Mushtaq Ahmed, detido pela DSA em maio do ano passado por supostamente ter postado no Facebook críticas à resposta do governo à COVID-19, morreu sob custódia policial em fevereiro. Uma investigação oficial concluiu que a morte ocorreu por causas naturais. Mas, outras pessoas que foram presas com ele na época alegaram que houve tortura, e alguns suspeitam que os ferimentos sofridos pelo escritor durante o encarceramento foram os responsáveis pelo óbito.
Poucos jornalistas locais se dispuseram a falar sobre suas experiências de trabalho no país, mas um deles, que aceitou falar em anonimato, assegurou que a prisão e a morte de Ahmed tiveram um efeito profundo na mídia.
“Depois do que aconteceu com Mushtaq Ahmed, muitos jornalistas ficaram imediatamente menos dispostos a desafiar qualquer coisa que o governo dissesse sobre a pandemia do coronavírus”, afirmou o jornalista à IPS.
“A DSA está sendo usada para assediar jornalistas – muitos foram presos por causa da lei após publicarem notícias criticando autoridades.

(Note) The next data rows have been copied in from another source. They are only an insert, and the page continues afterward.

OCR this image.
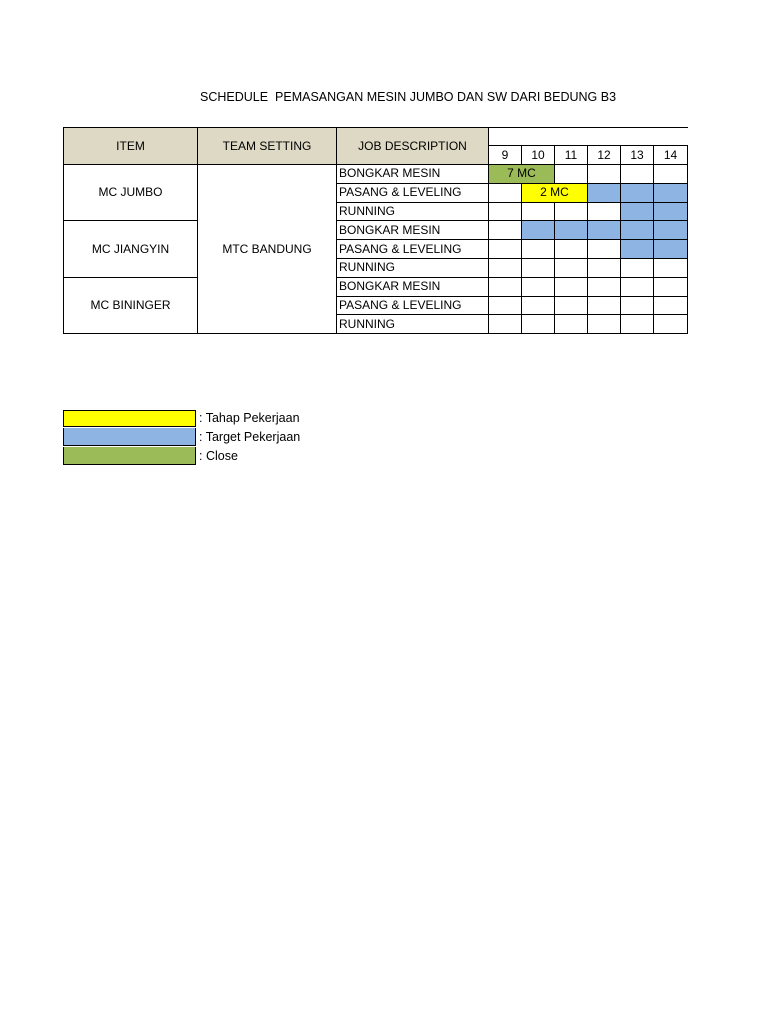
SCHEDULE  PEMASANGAN MESIN JUMBO DAN SW DARI BEDUNG B3
ITEM	TEAM SETTING	JOB DESCRIPTION						
			9	10	11	12	13	14
MC JUMBO	MTC BANDUNG	BONGKAR MESIN	7 MC					
		PASANG & LEVELING		2 MC				
		RUNNING						
MC JIANGYIN		BONGKAR MESIN						
		PASANG & LEVELING						
		RUNNING						
MC BININGER		BONGKAR MESIN						
		PASANG & LEVELING						
		RUNNING						
: Tahap Pekerjaan
: Target Pekerjaan
: Close
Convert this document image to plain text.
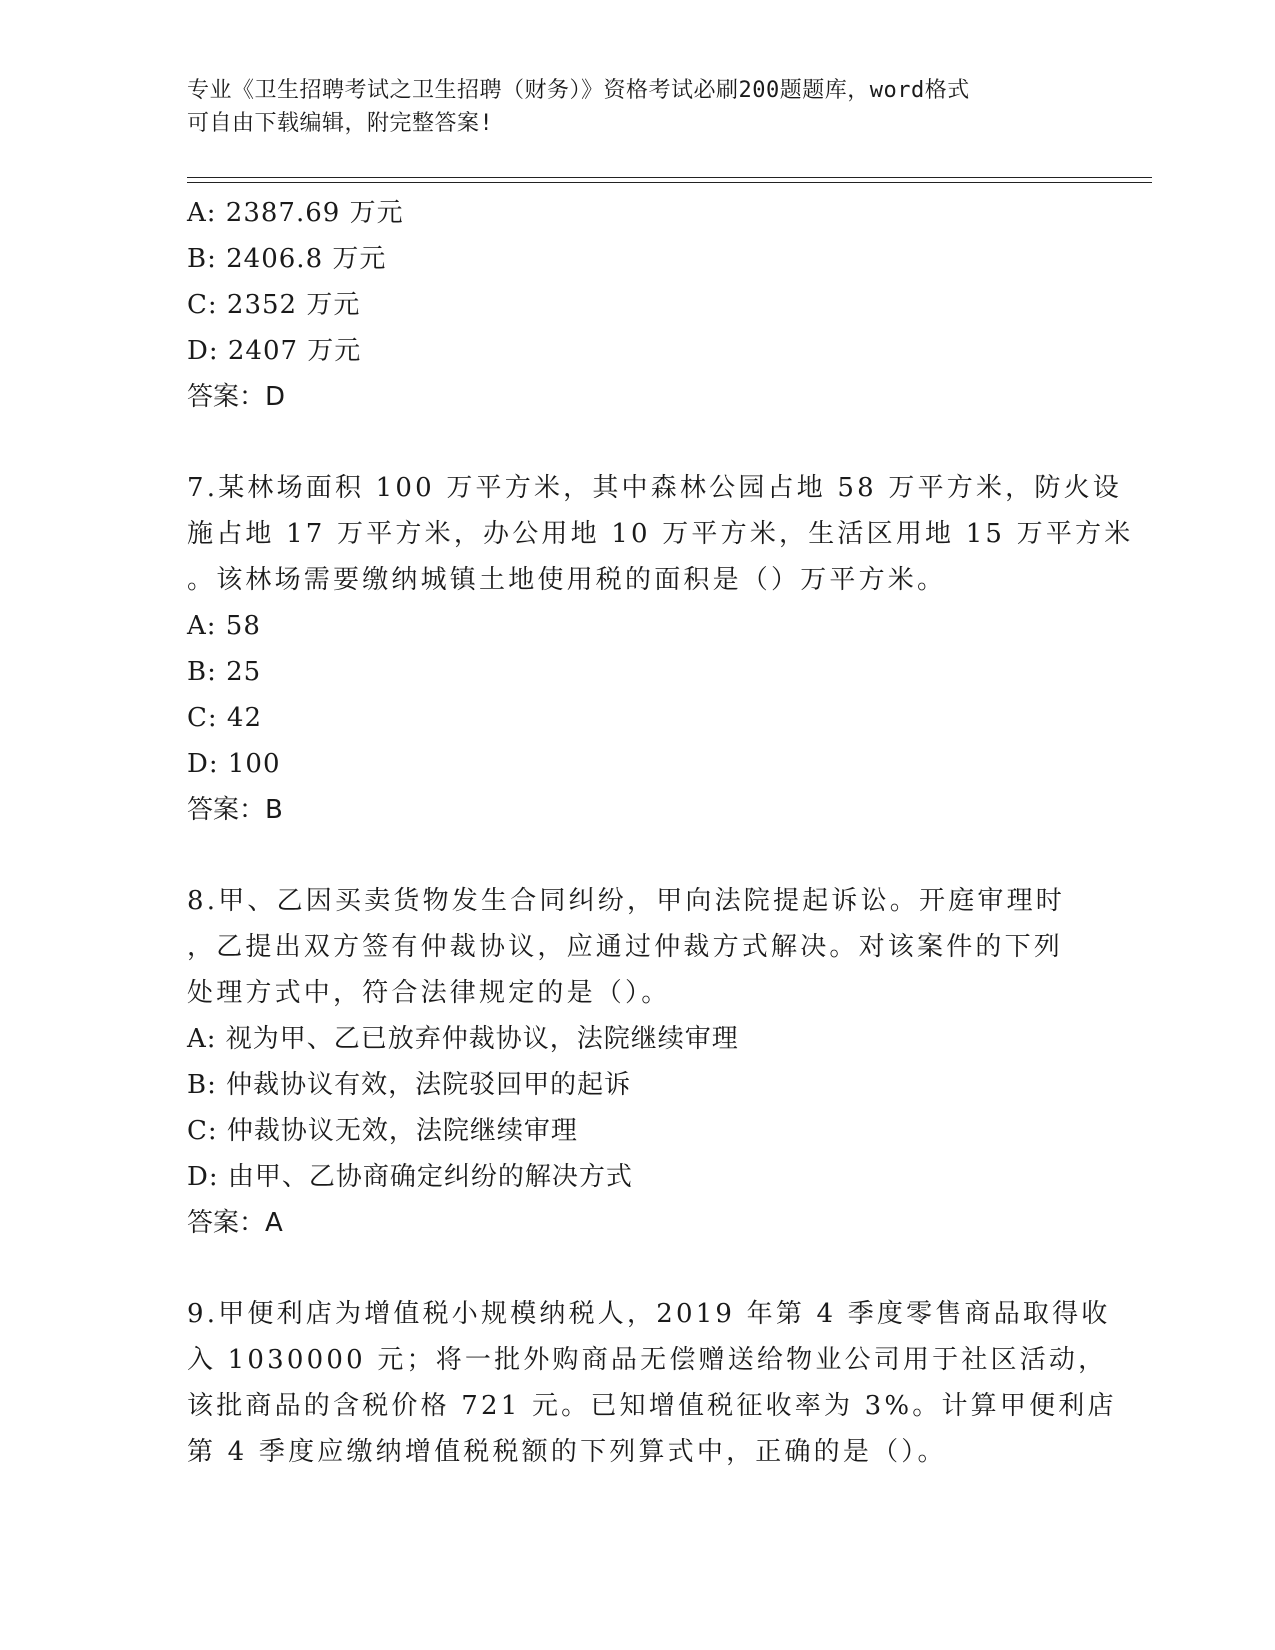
专业《卫生招聘考试之卫生招聘（财务）》资格考试必刷200题题库，word格式
可自由下载编辑，附完整答案!
A: 2387.69 万元
B: 2406.8 万元
C: 2352 万元
D: 2407 万元
答案：D
7.某林场面积 100 万平方米，其中森林公园占地 58 万平方米，防火设
施占地 17 万平方米，办公用地 10 万平方米，生活区用地 15 万平方米
。该林场需要缴纳城镇土地使用税的面积是（）万平方米。
A: 58
B: 25
C: 42
D: 100
答案：B
8.甲、乙因买卖货物发生合同纠纷，甲向法院提起诉讼。开庭审理时
，乙提出双方签有仲裁协议，应通过仲裁方式解决。对该案件的下列
处理方式中，符合法律规定的是（）。
A: 视为甲、乙已放弃仲裁协议，法院继续审理
B: 仲裁协议有效，法院驳回甲的起诉
C: 仲裁协议无效，法院继续审理
D: 由甲、乙协商确定纠纷的解决方式
答案：A
9.甲便利店为增值税小规模纳税人，2019 年第 4 季度零售商品取得收
入 1030000 元；将一批外购商品无偿赠送给物业公司用于社区活动，
该批商品的含税价格 721 元。已知增值税征收率为 3%。计算甲便利店
第 4 季度应缴纳增值税税额的下列算式中，正确的是（）。
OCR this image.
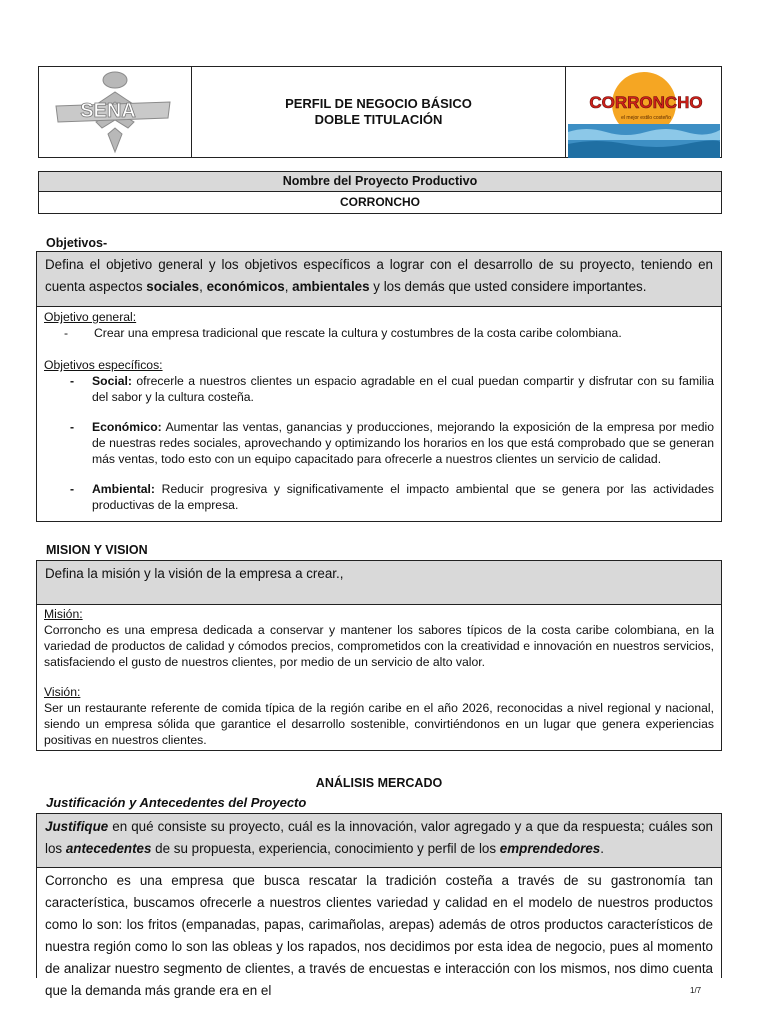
SENA	PERFIL DE NEGOCIO BÁSICO
DOBLE TITULACIÓN
CORRONCHO
el mejor estilo costeño
Nombre del Proyecto Productivo
CORRONCHO
Objetivos-
Defina el objetivo general y los objetivos específicos a lograr con el desarrollo de su proyecto, teniendo en cuenta aspectos sociales, económicos, ambientales y los demás que usted considere importantes.
Objetivo general:
- Crear una empresa tradicional que rescate la cultura y costumbres de la costa caribe colombiana.
Objetivos específicos:
- Social: ofrecerle a nuestros clientes un espacio agradable en el cual puedan compartir y disfrutar con su familia del sabor y la cultura costeña.
- Económico: Aumentar las ventas, ganancias y producciones, mejorando la exposición de la empresa por medio de nuestras redes sociales, aprovechando y optimizando los horarios en los que está comprobado que se generan más ventas, todo esto con un equipo capacitado para ofrecerle a nuestros clientes un servicio de calidad.
- Ambiental: Reducir progresiva y significativamente el impacto ambiental que se genera por las actividades productivas de la empresa.
MISION Y VISION
Defina la misión y la visión de la empresa a crear.,
Misión:
Corroncho es una empresa dedicada a conservar y mantener los sabores típicos de la costa caribe colombiana, en la variedad de productos de calidad y cómodos precios, comprometidos con la creatividad e innovación en nuestros servicios, satisfaciendo el gusto de nuestros clientes, por medio de un servicio de alto valor.
Visión:
Ser un restaurante referente de comida típica de la región caribe en el año 2026, reconocidas a nivel regional y nacional, siendo un empresa sólida que garantice el desarrollo sostenible, convirtiéndonos en un lugar que genera experiencias positivas en nuestros clientes.
ANÁLISIS MERCADO
Justificación y Antecedentes del Proyecto
Justifique en qué consiste su proyecto, cuál es la innovación, valor agregado y a que da respuesta; cuáles son los antecedentes de su propuesta, experiencia, conocimiento y perfil de los emprendedores.
Corroncho es una empresa que busca rescatar la tradición costeña a través de su gastronomía tan característica, buscamos ofrecerle a nuestros clientes variedad y calidad en el modelo de nuestros productos como lo son: los fritos (empanadas, papas, carimañolas, arepas) además de otros productos característicos de nuestra región como lo son las obleas y los rapados, nos decidimos por esta idea de negocio, pues al momento de analizar nuestro segmento de clientes, a través de encuestas e interacción con los mismos, nos dimo cuenta que la demanda más grande era en el	1/7
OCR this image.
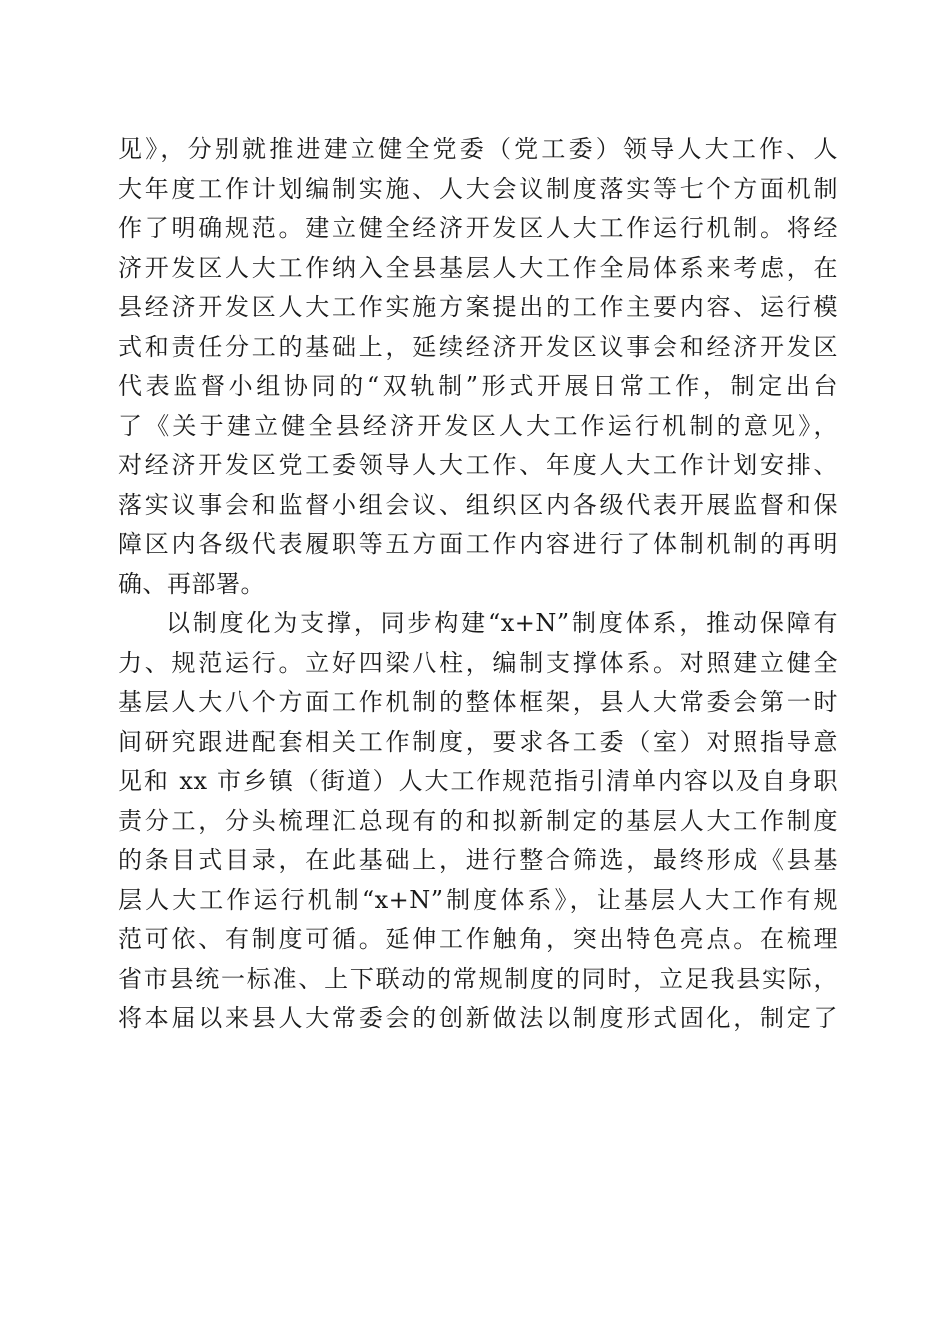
见》，分别就推进建立健全党委（党工委）领导人大工作、人
大年度工作计划编制实施、人大会议制度落实等七个方面机制
作了明确规范。建立健全经济开发区人大工作运行机制。将经
济开发区人大工作纳入全县基层人大工作全局体系来考虑，在
县经济开发区人大工作实施方案提出的工作主要内容、运行模
式和责任分工的基础上，延续经济开发区议事会和经济开发区
代表监督小组协同的“双轨制”形式开展日常工作，制定出台
了《关于建立健全县经济开发区人大工作运行机制的意见》，
对经济开发区党工委领导人大工作、年度人大工作计划安排、
落实议事会和监督小组会议、组织区内各级代表开展监督和保
障区内各级代表履职等五方面工作内容进行了体制机制的再明
确、再部署。
以制度化为支撑，同步构建“x+N”制度体系，推动保障有
力、规范运行。立好四梁八柱，编制支撑体系。对照建立健全
基层人大八个方面工作机制的整体框架，县人大常委会第一时
间研究跟进配套相关工作制度，要求各工委（室）对照指导意
见和 xx 市乡镇（街道）人大工作规范指引清单内容以及自身职
责分工，分头梳理汇总现有的和拟新制定的基层人大工作制度
的条目式目录，在此基础上，进行整合筛选，最终形成《县基
层人大工作运行机制“x+N”制度体系》，让基层人大工作有规
范可依、有制度可循。延伸工作触角，突出特色亮点。在梳理
省市县统一标准、上下联动的常规制度的同时，立足我县实际，
将本届以来县人大常委会的创新做法以制度形式固化，制定了
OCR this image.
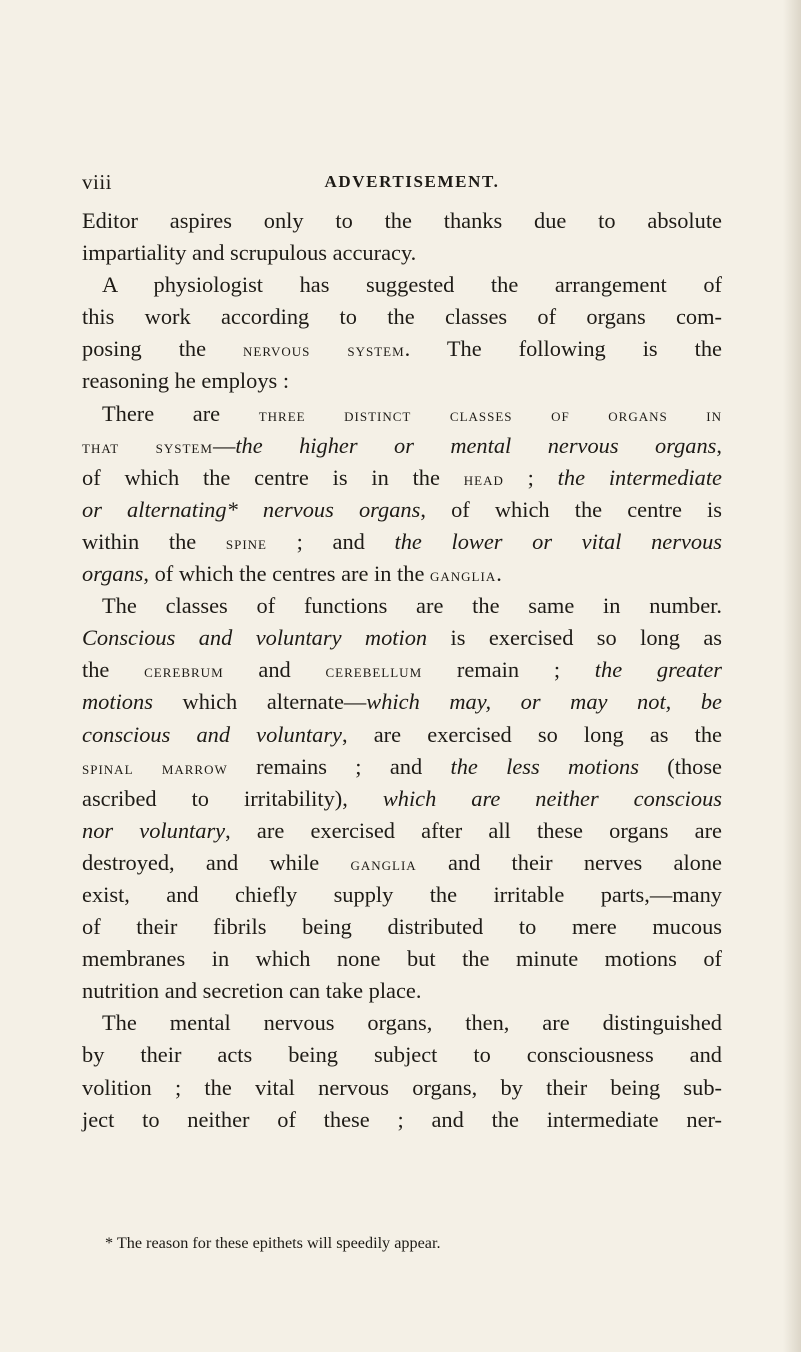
viii	ADVERTISEMENT.
Editor aspires only to the thanks due to absolute
impartiality and scrupulous accuracy.
A physiologist has suggested the arrangement of
this work according to the classes of organs com-
posing the nervous system. The following is the
reasoning he employs :
There are three distinct classes of organs in
that system—the higher or mental nervous organs,
of which the centre is in the head ; the intermediate
or alternating* nervous organs, of which the centre is
within the spine ; and the lower or vital nervous
organs, of which the centres are in the ganglia.
The classes of functions are the same in number.
Conscious and voluntary motion is exercised so long as
the cerebrum and cerebellum remain ; the greater
motions which alternate—which may, or may not, be
conscious and voluntary, are exercised so long as the
spinal marrow remains ; and the less motions (those
ascribed to irritability), which are neither conscious
nor voluntary, are exercised after all these organs are
destroyed, and while ganglia and their nerves alone
exist, and chiefly supply the irritable parts,—many
of their fibrils being distributed to mere mucous
membranes in which none but the minute motions of
nutrition and secretion can take place.
The mental nervous organs, then, are distinguished
by their acts being subject to consciousness and
volition ; the vital nervous organs, by their being sub-
ject to neither of these ; and the intermediate ner-
* The reason for these epithets will speedily appear.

“Fazer reportagens com a DSA em vigor é o principal desafio para jornalistas em Bangladesh no momento. Os meios de comunicação utilizam a autocensura para evitar o assédio realizado com base na DSA. Se alguém souber de uma única notícia negativa sobre eles, pode usar a DSA para mover uma ação judicial contra o repórter e o editor”, acrescentou o jornalista.
Mas, embora a pandemia da COVID-19 tenha, sem dúvida, permitido aos governos reprimir a mídia crítica, não há garantia de que a situação melhore quando a pandemia terminar, segundo os defensores da liberdade de imprensa.
Scott Griffen, Diretor Adjunto do IPI, disse à IPS: “Quem decidirá quando a pandemia acaba? Os governos, para os quais a pandemia é uma ferramenta útil para suprimir as liberdades civis, podem sofrer a tentação de manter um estado de emergência de alguma forma, mesmo após o fim da ameaça imediata à saúde”.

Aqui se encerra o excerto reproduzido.